La coordonnatrice générale de l’organisme COMSEP, Sylvie Tardif.

Les propos de Philippe Couillard sont décourageants, selon Sylvie Tardif

TROIS-RIVIÈRES — Les propos du premier ministre Philippe Couillard relativement à la possibilité de nourrir une famille d’un adulte et deux adolescents avec 75 $ par semaine ont fait vivement réagir la coordonnatrice générale de l’organisme COMSEP, Sylvie Tardif.

Dans les heures ayant suivi la déclaration du chef libéral sur les ondes d’une station de radio montréalaise, l’organisme d’alphabétisation et d’éducation populaire, dirigé par Mme Tardif l’a invité à prendre à relever le défi Prends ma place... pour une journée! par l’entremise de sa page Facebook. Dans le cadre de cette activité qui se tient depuis plusieurs années déjà, les participants doivent concocter deux repas pour quatre personnes ainsi qu’un dessert en se débrouillant avec moins de 20 $ pour acheter les ingrédients nécessaires à leurs créations culinaires. Pas plus tard que la semaine dernière, des représentants des cinq principaux partis politiques en lice dans la présente campagne électorale ont participé à cette compétition amicale.

Selon l’ancienne conseillère municipale et candidate à la mairie de Trois-Rivières, cette invitation était une façon de déplorer les propos de M. Couillard. Agacée, elle pesait ses mots lorsque Le Nouvelliste l’a jointe au téléphone jeudi après-midi. Malgré cela, elle n’a pas été tendre à l’endroit du premier ministre.

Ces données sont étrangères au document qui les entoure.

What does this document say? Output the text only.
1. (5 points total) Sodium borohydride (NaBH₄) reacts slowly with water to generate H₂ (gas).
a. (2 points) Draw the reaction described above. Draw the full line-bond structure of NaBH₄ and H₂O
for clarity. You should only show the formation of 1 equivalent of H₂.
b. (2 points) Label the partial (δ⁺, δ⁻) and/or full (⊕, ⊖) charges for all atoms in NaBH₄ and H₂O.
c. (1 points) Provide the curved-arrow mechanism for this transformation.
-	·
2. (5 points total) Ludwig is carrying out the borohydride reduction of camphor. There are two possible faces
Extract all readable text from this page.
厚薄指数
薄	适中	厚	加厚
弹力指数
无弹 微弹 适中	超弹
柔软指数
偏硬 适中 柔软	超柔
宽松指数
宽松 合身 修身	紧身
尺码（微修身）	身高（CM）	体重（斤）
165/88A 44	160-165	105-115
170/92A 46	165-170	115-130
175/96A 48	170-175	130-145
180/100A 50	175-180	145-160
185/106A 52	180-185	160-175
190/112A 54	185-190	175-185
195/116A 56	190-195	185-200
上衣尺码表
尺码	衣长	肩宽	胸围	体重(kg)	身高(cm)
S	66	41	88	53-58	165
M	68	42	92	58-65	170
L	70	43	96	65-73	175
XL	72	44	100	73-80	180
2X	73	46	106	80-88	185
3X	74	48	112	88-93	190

«C’est assez décourageant. Selon moi, c’est pire comme gaffe que de ne pas savoir que le Nouveau-Brunswick est bilingue. [...] Que le premier ministre lance une telle phrase, ça jette à terre les gens à faible revenu et les personnes qui oeuvrent dans ce milieu», indique-t-elle.

Par ailleurs, elle précise que les concurrents à l’activité Prends ma place... pour une journée! s’arrachent les cheveux sur la tête afin de pouvoir respecter la limite de 19,50 $ permise pour relever le défi, montant qui a été établi en tenant compte des autres frais qu’une famille sur l’aide sociale doit payer quotidiennement pour subvenir à ses besoins. Sur une base hebdomadaire, cette somme s’élèverait à 136,50 $, soit presque le double des 75 $ avancés par le politicien.